One by one, I mourn the loss of every soft pink petal that slowly turns brown under the footsteps of students walking by the science center. Just a day ago, I was sniffing their sweet scent, and now all I am left with is their memory…until spring next time.
During freshman year, in springtime, I was blissful and carefree, walking into my second semester of college feeling confident as if I were on my sixth. Little did I know then I would only have four months of 'real' college experience. Just as the sweet-smelling magnolias were ripening in their loving buds, the pandemic changed the course of most of our college careers. I went away from college for a few months during the pandemic lockdown. I returned in May to the summer heat. Oops!! Where did spring go? Ahh! The collective yearning class of 2023 had that year for a typical spring term… impalpable.
Sophomore year spring was my first ever real spring on-campus. With the cloud of the pandemic looming over all of our heads, our faces were covered with masks, yet spring shamelessly found a way once again, peaking in white, pink, yellow, and purple. That spring, I was in a daze swinging from acceptance to denial of this new-normal college experience. Diving into academics was the only way for me to gain some sanity. I over-booked myself, front-loading everything, fearing that I'd once again be robbed of my spring term experience like last year. Wilder Hall became home when the libraries were still closed. I'd work all the time in Wilder just to catch a glimpse of humanity, even if it were for a few moments as people passed by.

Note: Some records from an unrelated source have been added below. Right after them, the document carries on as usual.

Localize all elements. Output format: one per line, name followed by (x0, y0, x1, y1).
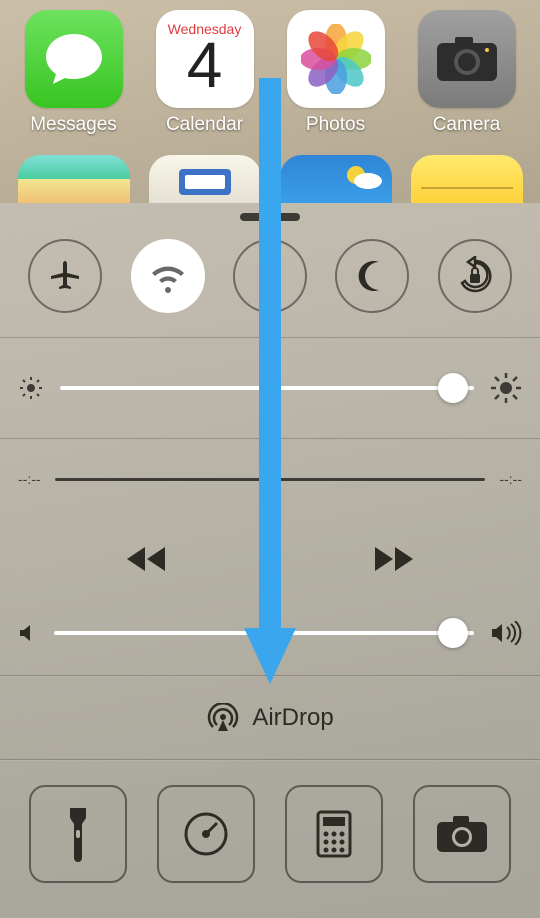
flashlight-icon (67, 806, 89, 862)
app-messages[interactable]: Messages (14, 10, 134, 136)
timer-button[interactable] (157, 785, 255, 883)
media-remaining: --:-- (499, 471, 522, 487)
app-partial[interactable] (149, 155, 261, 203)
messages-icon (25, 10, 123, 108)
volume-high-icon (490, 621, 522, 645)
camera-icon (418, 10, 516, 108)
calendar-day-number: 4 (187, 33, 223, 97)
wifi-icon (148, 259, 188, 293)
control-center-panel: --:-- --:-- AirDrop (0, 203, 540, 918)
wifi-toggle[interactable] (131, 239, 205, 313)
toggles-row (0, 233, 540, 338)
media-scrubber[interactable] (55, 478, 486, 481)
app-camera[interactable]: Camera (407, 10, 527, 136)
calendar-icon: Wednesday 4 (156, 10, 254, 108)
volume-slider[interactable] (54, 631, 474, 635)
bluetooth-toggle[interactable] (233, 239, 307, 313)
brightness-row (0, 338, 540, 439)
app-label: Camera (433, 114, 501, 136)
quick-launch-row (0, 760, 540, 917)
camera-quick-icon (435, 814, 489, 854)
brightness-low-icon (18, 375, 44, 401)
media-transport-controls (18, 545, 522, 575)
media-elapsed: --:-- (18, 471, 41, 487)
rotation-lock-icon (455, 256, 495, 296)
app-label: Calendar (166, 114, 243, 136)
photos-icon (287, 10, 385, 108)
app-label: Photos (306, 114, 365, 136)
airplane-icon (47, 258, 83, 294)
grabber-handle[interactable] (240, 213, 300, 221)
media-controls-section: --:-- --:-- (0, 439, 540, 676)
bluetooth-icon (259, 258, 281, 294)
app-partial[interactable] (280, 155, 392, 203)
volume-row (18, 621, 522, 645)
fast-forward-button[interactable] (373, 545, 415, 573)
orientation-lock-toggle[interactable] (438, 239, 512, 313)
app-label: Messages (30, 114, 117, 136)
flashlight-button[interactable] (29, 785, 127, 883)
airdrop-icon (206, 703, 240, 733)
play-button[interactable] (257, 545, 283, 575)
brightness-high-icon (490, 372, 522, 404)
app-partial[interactable] (411, 155, 523, 203)
airplane-mode-toggle[interactable] (28, 239, 102, 313)
do-not-disturb-toggle[interactable] (335, 239, 409, 313)
airdrop-label: AirDrop (252, 704, 333, 732)
calculator-button[interactable] (285, 785, 383, 883)
rewind-button[interactable] (125, 545, 167, 573)
timer-icon (181, 809, 231, 859)
moon-icon (355, 259, 389, 293)
volume-slider-thumb[interactable] (438, 618, 468, 648)
calculator-icon (316, 810, 352, 858)
camera-button[interactable] (413, 785, 511, 883)
app-partial[interactable] (18, 155, 130, 203)
volume-low-icon (18, 623, 38, 643)
brightness-slider[interactable] (60, 386, 474, 390)
brightness-slider-thumb[interactable] (438, 373, 468, 403)
app-photos[interactable]: Photos (276, 10, 396, 136)
airdrop-button[interactable]: AirDrop (0, 676, 540, 760)
home-apps-row-2 (0, 155, 540, 203)
media-scrubber-row: --:-- --:-- (18, 471, 522, 487)
app-calendar[interactable]: Wednesday 4 Calendar (145, 10, 265, 136)
home-apps-row: Messages Wednesday 4 Calendar (0, 0, 540, 136)
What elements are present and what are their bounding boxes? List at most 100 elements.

Junior year, I walked into spring quite tired after a grueling fall semester. It felt like I walked into the spring term without any rest. I loaded my calendar up like I usually do with all my challenging classes and jobs. Little did I smell the burn-out broth that was brewing. Just as spring made its way through, I was too busy getting things done, adding more and more to my plate with little compassion for myself. I was too occupied to notice the little wonders of mother nature. I was constantly focused on where I was heading next and finding ways to be more productive in the little time I had left, no more to sniff the sweet-smelling magnolias (whomp, whomp) and act from a place of intention.
Nevertheless, life had a different plan in store for me which included crumbling down a hyperproductive tower. Mid-April, what I call my 'feminine-awakening' was knocking on my door. This was my call to slow down, plant my feet in the ground, and, most importantly, sniff the flowers. My favorite flowers this season were viburnum right outside Pyle Co-op/Asia House, and their delightful scents would fill my senses, stopping me dead in my tracks. Slowly I started to say more yes to being and no to doing. It's fair to say junior spring was the beginning of a more self-compassionate version of myself.
Currently, I am once again at the cusp of spring—my last spring on campus. With awe and wonderment in my eyes, I look at everything as if it were my first. Two days ago, I saw the green buds slowly changing color and opening up… a surrender to the beginning of spring!!! I had tears in my eyes. Once again humbled and grateful. Spring always finds a way!
Thanks for reading my nostalgic walk down memory lane! How is this spring treating you?